第三者ウォレット送金の禁止と厳格な所有権確認

新計画の下では、原則として同一人物の所有名義が確認されたウォレット間でのみステーブルコインの移動が許可され、第三者のウォレットを介した送受信は全面的に禁止される。これにより、友人や家族、あるいは加盟店への直接送金などは行えなくなる。

また、事業者は取引処理の際に所有権の確認を行う義務を負うほか、ブロックチェーン分析ツールなどを活用して、マネーミュール(不正送金の受け皿)の疑いがある口座や監視リストに掲載された高リスクなウォレットとの関連性を検知することが求められる。

なお、実際の上限額はユーザーの確認済み所得や財務状況に応じて変動する場合があり、所得等に見合わない場合はより低い上限が適用されることもある。

500万バーツ制限の例外規定とマーケットメーカーへの監視

一方で、この一律の500万バーツ制限にはいくつかの例外規定も設けられている。

規制されたトラベルルール(資金移動規則)の基準を遵守しているプラットフォーム間の送金や、登録済みのマーケットメーカー、明示された商業目的に合致する企業による自社名義口座での送金、さらにタイ中央銀行の承認を受けた機関などは、条件を満たせば規制の対象外となる可能性がある。

ただし、マーケットメーカーに対しては、名称や取引目的の公表が義務付けられるなど、監視体制が一段と強化される。

プラットフォーム外取引の新基準

さらに、ステーブルコインの規制と並行して、デジタル資産ブローカーやディーラーが取り扱うプラットフォーム外取引(オフプラットフォーム取引)に関する新基準も提案されている。

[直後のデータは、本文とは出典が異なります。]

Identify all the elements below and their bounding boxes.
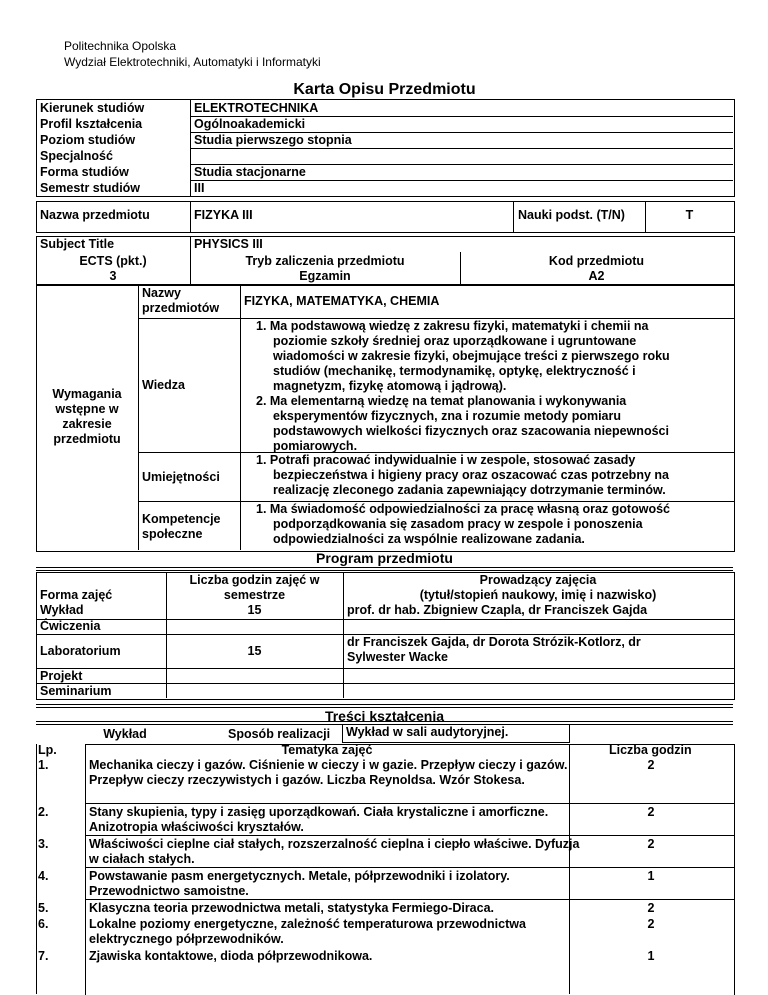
- content-row-hours: 2: [647, 805, 655, 819]
- document-title: Karta Opisu Przedmiotu: [293, 81, 476, 98]
- content-row-lp: 6.: [38, 917, 49, 931]
- program-row-form: Projekt: [40, 669, 83, 683]
- meta-value: ELEKTROTECHNIKA: [194, 101, 319, 115]
- meta-label: Profil kształcenia: [40, 117, 143, 131]
- content-row-topic: Właściwości cieplne ciał stałych, rozszerzalność cieplna i ciepło właściwe. Dyfuzja w ciałach stałych.: [89, 837, 580, 866]
- program-row-teacher: prof. dr hab. Zbigniew Czapla, dr Franciszek Gajda: [347, 603, 648, 617]
- program-col-form: Forma zajęć: [40, 588, 113, 602]
- skills-label: Umiejętności: [142, 470, 220, 484]
- meta-value: III: [194, 181, 205, 195]
- meta-label: Forma studiów: [40, 165, 129, 179]
- requirements-group-label: Wymagania wstępne w zakresie przedmiotu: [52, 387, 122, 446]
- course-code: A2: [588, 269, 605, 283]
- content-row-topic: Lokalne poziomy energetyczne, zależność temperaturowa przewodnictwa elektrycznego półprzewodników.: [89, 917, 526, 946]
- content-row-hours: 2: [647, 917, 655, 931]
- content-row-topic: Zjawiska kontaktowe, dioda półprzewodnikowa.: [89, 949, 373, 963]
- content-col-hours: Liczba godzin: [609, 743, 692, 757]
- program-row-hours: 15: [247, 644, 262, 658]
- faculty-name: Wydział Elektrotechniki, Automatyki i Informatyki: [64, 55, 321, 69]
- program-row-form: Ćwiczenia: [40, 619, 101, 633]
- content-row-lp: 4.: [38, 869, 49, 883]
- program-row-form: Seminarium: [40, 684, 112, 698]
- content-row-lp: 1.: [38, 758, 49, 772]
- assessment-label: Tryb zaliczenia przedmiotu: [245, 254, 405, 268]
- content-row-hours: 2: [647, 901, 655, 915]
- content-row-topic: Mechanika cieczy i gazów. Ciśnienie w cieczy i w gazie. Przepływ cieczy i gazów. Przepływ cieczy rzeczywistych i gazów. Liczba Reynoldsa. Wzór Stokesa.: [89, 758, 568, 787]
- program-row-form: Laboratorium: [40, 644, 121, 658]
- prior-subjects-label: Nazwy przedmiotów: [142, 286, 220, 315]
- content-row-lp: 3.: [38, 837, 49, 851]
- content-row-hours: 2: [647, 758, 655, 772]
- content-method-label: Sposób realizacji: [228, 727, 331, 741]
- prior-subjects: FIZYKA, MATEMATYKA, CHEMIA: [244, 294, 440, 308]
- content-row-separator: [85, 867, 734, 868]
- basic-science-label: Nauki podst. (T/N): [518, 208, 625, 222]
- content-row-topic: Klasyczna teoria przewodnictwa metali, statystyka Fermiego-Diraca.: [89, 901, 495, 915]
- basic-science-value: T: [685, 208, 694, 222]
- content-row-hours: 1: [647, 949, 655, 963]
- program-row-form: Wykład: [40, 603, 84, 617]
- program-row-teacher: dr Franciszek Gajda, dr Dorota Strózik-Kotlorz, dr Sylwester Wacke: [347, 635, 641, 664]
- content-row-separator: [85, 899, 734, 900]
- content-form: Wykład: [103, 727, 147, 741]
- content-row-lp: 5.: [38, 901, 49, 915]
- ects-value: 3: [109, 269, 117, 283]
- meta-label: Kierunek studiów: [40, 101, 145, 115]
- assessment-value: Egzamin: [299, 269, 351, 283]
- program-row-hours: 15: [247, 603, 262, 617]
- content-section-title: Treści kształcenia: [324, 708, 445, 724]
- meta-value: Studia pierwszego stopnia: [194, 133, 352, 147]
- content-row-separator: [85, 803, 734, 804]
- course-name-label: Nazwa przedmiotu: [40, 208, 150, 222]
- meta-label: Poziom studiów: [40, 133, 136, 147]
- knowledge-text: 1. Ma podstawową wiedzę z zakresu fizyki, matematyki i chemii na poziomie szkoły średniej oraz uporządkowane i ugruntowane wiadomości w zakresie fizyki, obejmujące treści z pierwszego roku studiów (mechanikę, termodynamikę, optykę, elektryczność i magnetyzm, fizykę atomową i jądrową). 2. Ma elementarną wiedzę na temat planowania i wykonywania eksperymentów fizycznych, zna i rozumie metody pomiaru podstawowych wielkości fizycznych oraz szacowania niepewności pomiarowych.: [256, 319, 670, 453]
- program-col-hours: Liczba godzin zajęć w semestrze: [189, 573, 320, 602]
- university-name: Politechnika Opolska: [64, 39, 177, 53]
- skills-text: 1. Potrafi pracować indywidualnie i w zespole, stosować zasady bezpieczeństwa i higieny pracy oraz oszacować czas potrzebny na realizację zleconego zadania zapewniający dotrzymanie terminów.: [256, 453, 669, 497]
- knowledge-label: Wiedza: [142, 378, 185, 392]
- content-col-topic: Tematyka zajęć: [281, 743, 373, 757]
- subject-title-label: Subject Title: [40, 237, 115, 251]
- content-method: Wykład w sali audytoryjnej.: [346, 725, 509, 739]
- meta-value: Studia stacjonarne: [194, 165, 306, 179]
- ects-label: ECTS (pkt.): [79, 254, 147, 268]
- meta-value: Ogólnoakademicki: [194, 117, 306, 131]
- program-title-rule: [36, 567, 733, 571]
- subject-title: PHYSICS III: [194, 237, 263, 251]
- course-code-label: Kod przedmiotu: [548, 254, 645, 268]
- course-name: FIZYKA III: [194, 208, 253, 222]
- content-row-lp: 2.: [38, 805, 49, 819]
- content-row-hours: 1: [647, 869, 655, 883]
- meta-label: Specjalność: [40, 149, 113, 163]
- content-row-lp: 7.: [38, 949, 49, 963]
- content-col-lp: Lp.: [38, 743, 57, 757]
- meta-label: Semestr studiów: [40, 181, 141, 195]
- content-row-separator: [85, 835, 734, 836]
- program-col-teacher: Prowadzący zajęcia (tytuł/stopień naukowy, imię i nazwisko): [419, 573, 657, 602]
- content-row-topic: Powstawanie pasm energetycznych. Metale, półprzewodniki i izolatory. Przewodnictwo samoistne.: [89, 869, 510, 898]
- program-section-title: Program przedmiotu: [316, 550, 453, 566]
- content-row-topic: Stany skupienia, typy i zasięg uporządkowań. Ciała krystaliczne i amorficzne. Anizotropia właściwości kryształów.: [89, 805, 549, 834]
- social-competence-text: 1. Ma świadomość odpowiedzialności za pracę własną oraz gotowość podporządkowania się zasadom pracy w zespole i ponoszenia odpowiedzialności za wspólnie realizowane zadania.: [256, 502, 670, 546]
- content-row-hours: 2: [647, 837, 655, 851]
- social-competence-label: Kompetencje społeczne: [142, 512, 221, 541]
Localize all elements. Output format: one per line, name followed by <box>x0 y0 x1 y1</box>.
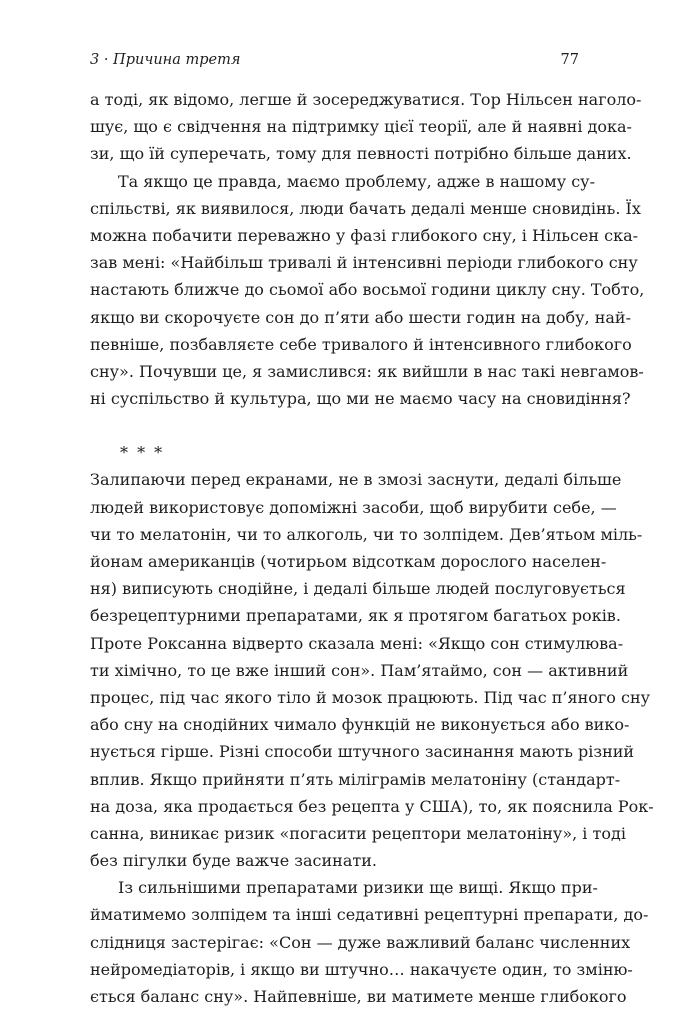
text-line: можна побачити переважно у фазі глибокого сну, і Нільсен ска- <box>90 225 639 245</box>
text-line: а тоді, як відомо, легше й зосереджуватися. Тор Нільсен наголо- <box>90 90 642 109</box>
text-line: нейромедіаторів, і якщо ви штучно… накачуєте один, то зміню- <box>90 959 633 979</box>
text-line: нується гірше. Різні способи штучного засинання мають різний <box>90 742 635 762</box>
text-line: вплив. Якщо прийняти п’ять міліграмів мелатоніну (стандарт- <box>90 769 621 789</box>
text-line: на доза, яка продається без рецепта у США), то, як пояснила Рок- <box>90 796 654 816</box>
text-line: зи, що їй суперечать, тому для певності потрібно більше даних. <box>90 144 632 164</box>
text-line: йонам американців (чотирьом відсоткам дорослого населен- <box>90 552 607 571</box>
section-break: * * * <box>120 443 165 463</box>
text-line: спільстві, як виявилося, люди бачать дедалі менше сновидінь. Їх <box>90 198 641 218</box>
paragraph <box>90 86 642 168</box>
running-head: 3 · Причина третя <box>90 52 241 68</box>
text-line: Та якщо це правда, маємо проблему, адже в нашому су- <box>118 171 595 191</box>
paragraph <box>90 168 645 413</box>
text-line: якщо ви скорочуєте сон до п’яти або шести годин на добу, най- <box>90 307 631 327</box>
text-line: безрецептурними препаратами, як я протягом багатьох років. <box>90 606 621 626</box>
text-line: ється баланс сну». Найпевніше, ви матимете менше глибокого <box>90 987 627 1006</box>
text-line: сну». Почувши це, я замислився: як вийшли в нас такі невгамов- <box>90 361 644 381</box>
text-line: йматимемо золпідем та інші седативні рецептурні препарати, до- <box>90 905 649 925</box>
text-line: зав мені: «Найбільш тривалі й інтенсивні періоди глибокого сну <box>90 253 638 273</box>
text-line: Проте Роксанна відверто сказала мені: «Якщо сон стимулюва- <box>90 633 624 653</box>
text-line: чи то мелатонін, чи то алкоголь, чи то золпідем. Дев’ятьом міль- <box>90 524 643 544</box>
text-line: санна, виникає ризик «погасити рецептори мелатоніну», і тоді <box>90 823 626 843</box>
page-number: 77 <box>560 52 579 68</box>
page-header <box>90 52 579 68</box>
text-line: ні суспільство й культура, що ми не маємо часу на сновидіння? <box>90 389 631 409</box>
paragraph <box>90 874 649 1010</box>
text-line: шує, що є свідчення на підтримку цієї теорії, але й наявні дока- <box>90 117 632 137</box>
text-line: настають ближче до сьомої або восьмої години циклу сну. Тобто, <box>90 280 645 300</box>
text-line: або сну на снодійних чимало функцій не виконується або вико- <box>90 715 630 735</box>
text-line: слідниця застерігає: «Сон — дуже важливий баланс численних <box>90 932 631 952</box>
text-line: Із сильнішими препаратами ризики ще вищі. Якщо при- <box>118 878 598 898</box>
text-line: без пігулки буде важче засинати. <box>90 851 377 871</box>
text-line: процес, під час якого тіло й мозок працюють. Під час п’яного сну <box>90 687 651 707</box>
text-line: певніше, позбавляєте себе тривалого й інтенсивного глибокого <box>90 334 632 354</box>
text-line: ти хімічно, то це вже інший сон». Пам’ятаймо, сон — активний <box>90 660 629 680</box>
body-text <box>90 86 654 1010</box>
text-line: Залипаючи перед екранами, не в змозі заснути, дедалі більше <box>90 470 622 490</box>
text-line: ня) виписують снодійне, і дедалі більше людей послуговується <box>90 579 626 599</box>
section-gap <box>90 412 583 439</box>
text-line: людей використовує допоміжні засоби, щоб вирубити себе, — <box>90 497 617 517</box>
paragraph <box>90 466 654 874</box>
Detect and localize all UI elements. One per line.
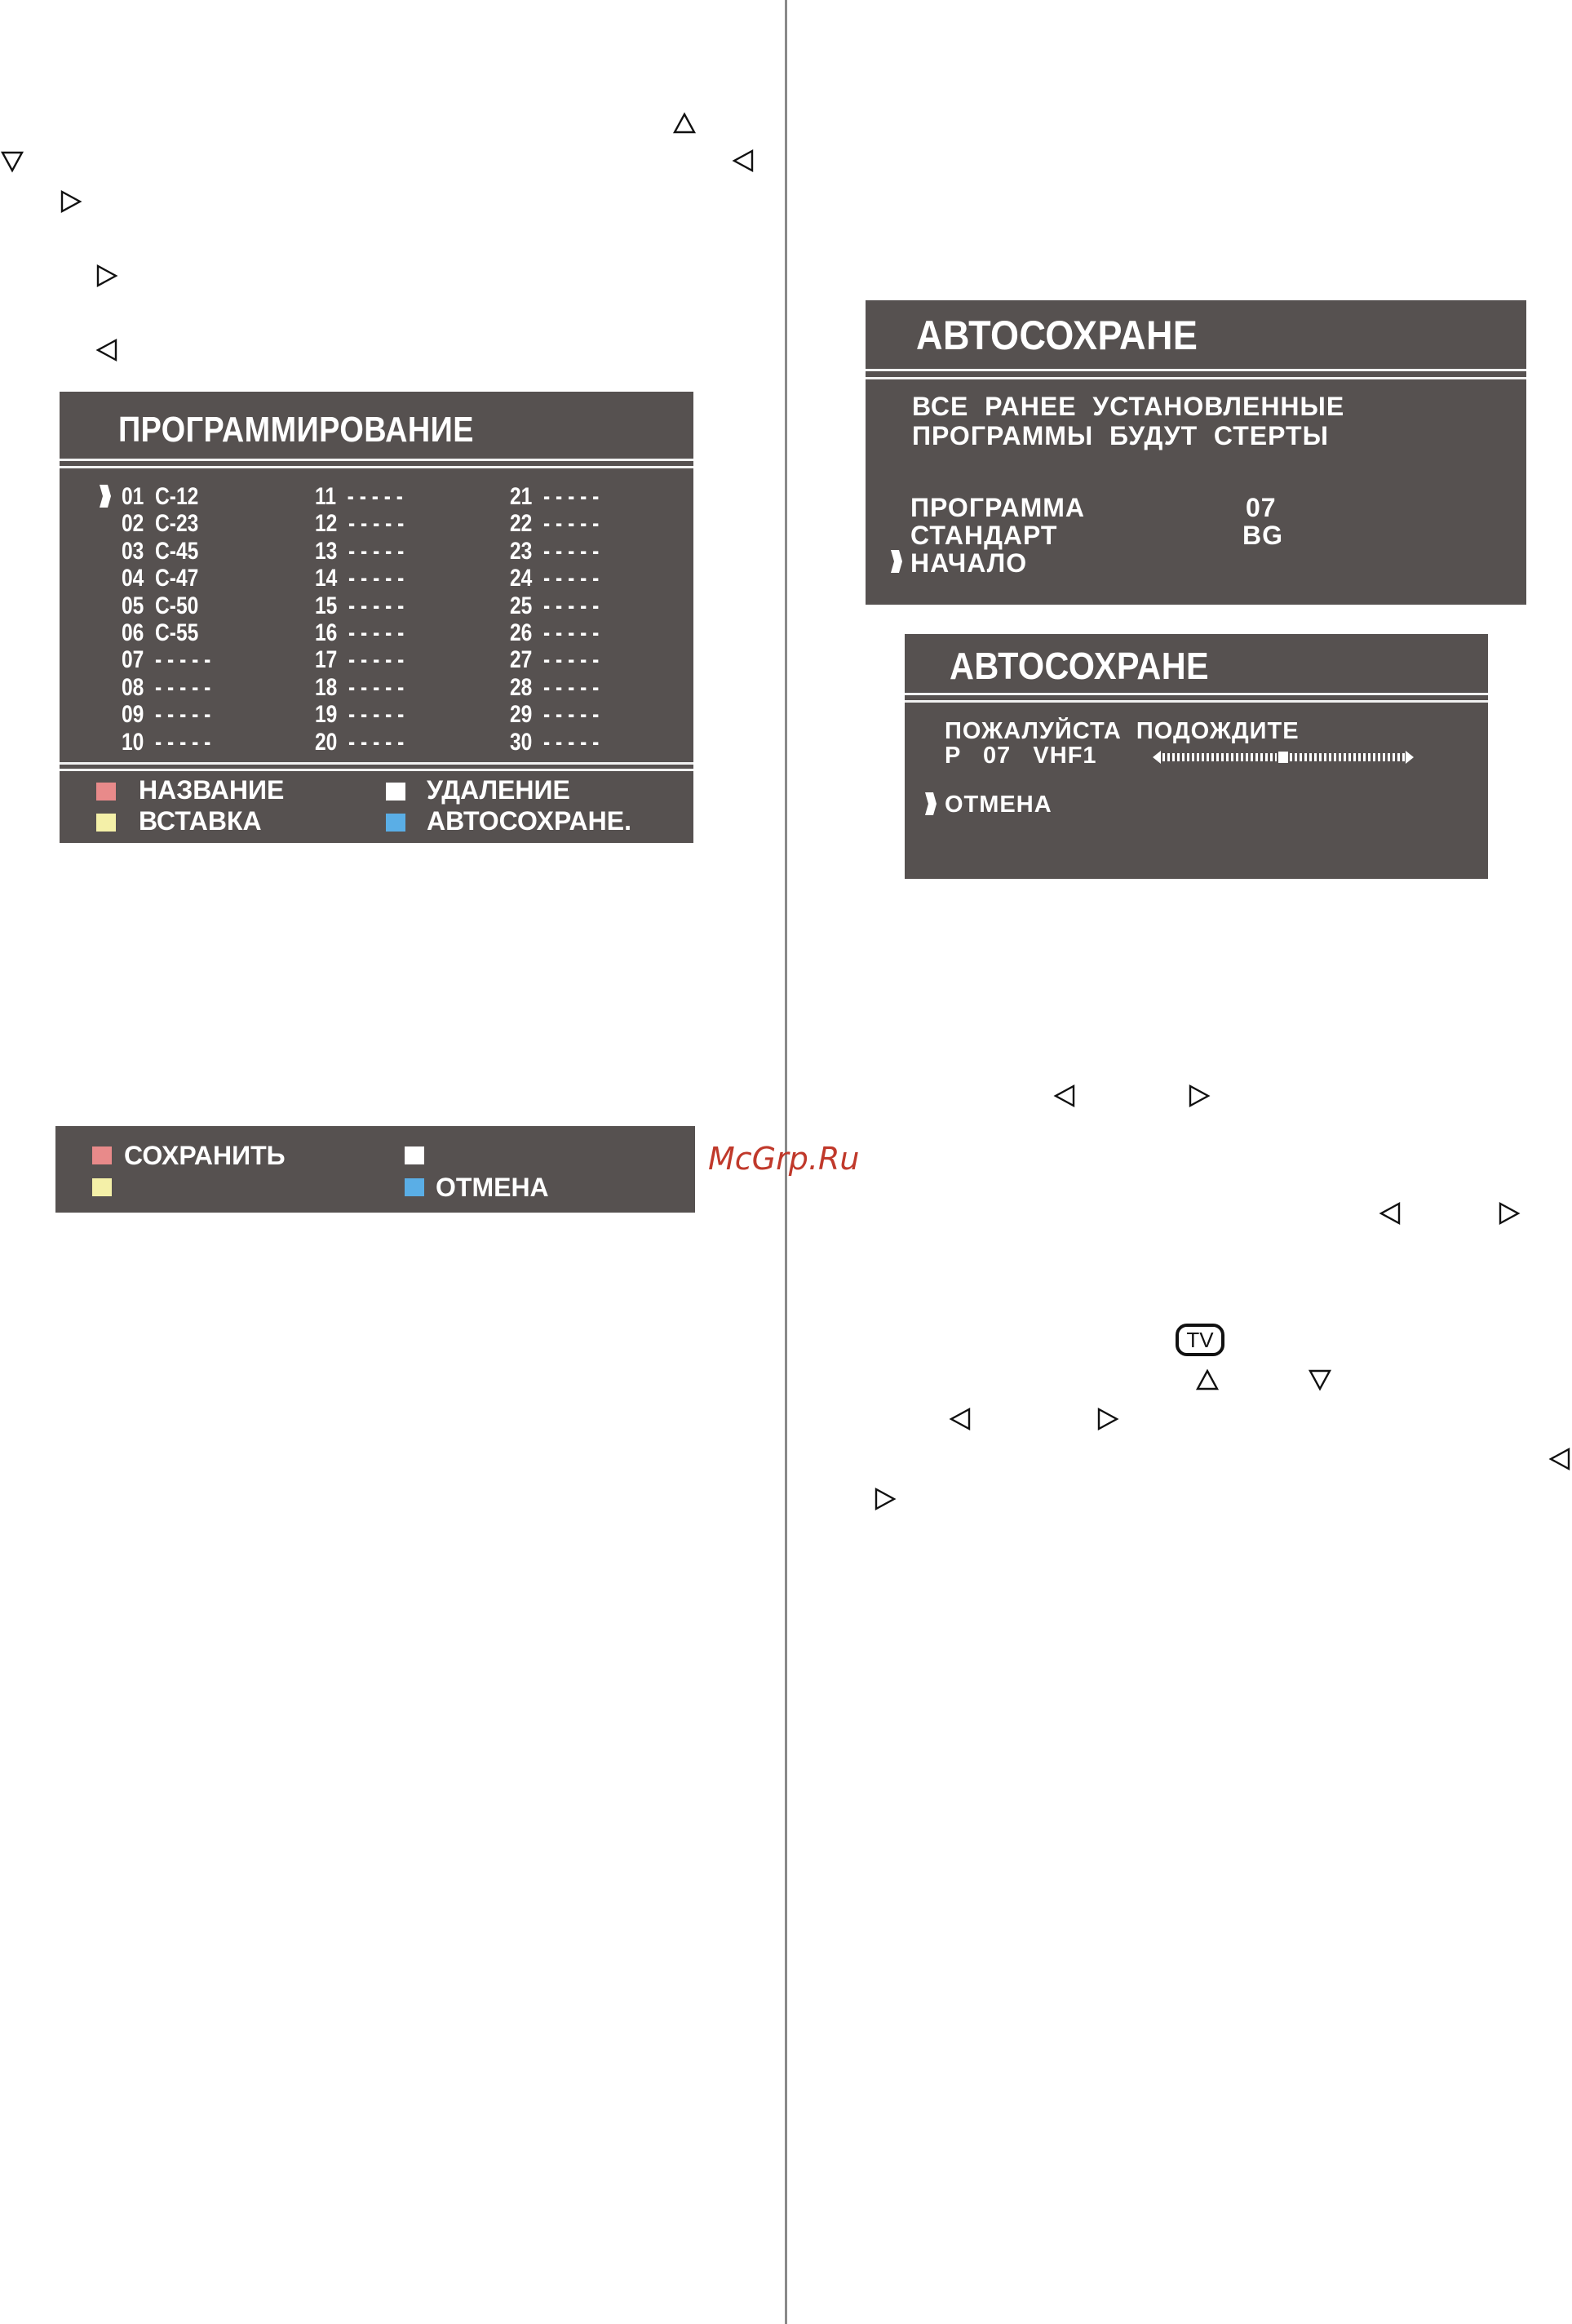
program-list-item[interactable]: 22 - - - - - [510, 510, 600, 538]
program-list-item[interactable]: 11 - - - - - [315, 483, 403, 510]
right-arrow-icon [873, 1487, 897, 1511]
panel-title: АВТОСОХРАНЕ [916, 313, 1198, 358]
program-list-item[interactable]: 01 C-12 [122, 483, 199, 510]
divider [866, 377, 1526, 379]
divider [905, 700, 1488, 703]
down-arrow-icon [1308, 1368, 1332, 1392]
program-list-item[interactable]: 10 - - - - - [122, 728, 211, 756]
program-list-item[interactable]: 25 - - - - - [510, 592, 600, 619]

こうした取引には最低300万バーツ(約1,400万円)の取引額が必要とされるほか、事業者はプラットフォーム上で取引価格を公開し、顧客同士の直接的な仲介を行わないことが求められる。

今後のスケジュールと施行に向けた展望

今回の提案は、現在パブリックコメント(意見公募)の段階にあり、タイSECは2026年9月25日まで広く意見を受け付けている。

現時点ではまだ規則は施行されておらず当面は従来の利用が可能だが、意見募集終了後の最終案策定を経て、関連通知の発効から60日後には本格的に運用が開始される予定だ。

また、2027年2月27日にはデジタル資産に関する独自のトラベルルール施行も控えており、事業者は情報の収集や少なくとも5年間の記録保持が義務付けられるなど、タイ国内におけるデジタル資産市場の監視と法整備は一層厳格さを増すことになるだろう。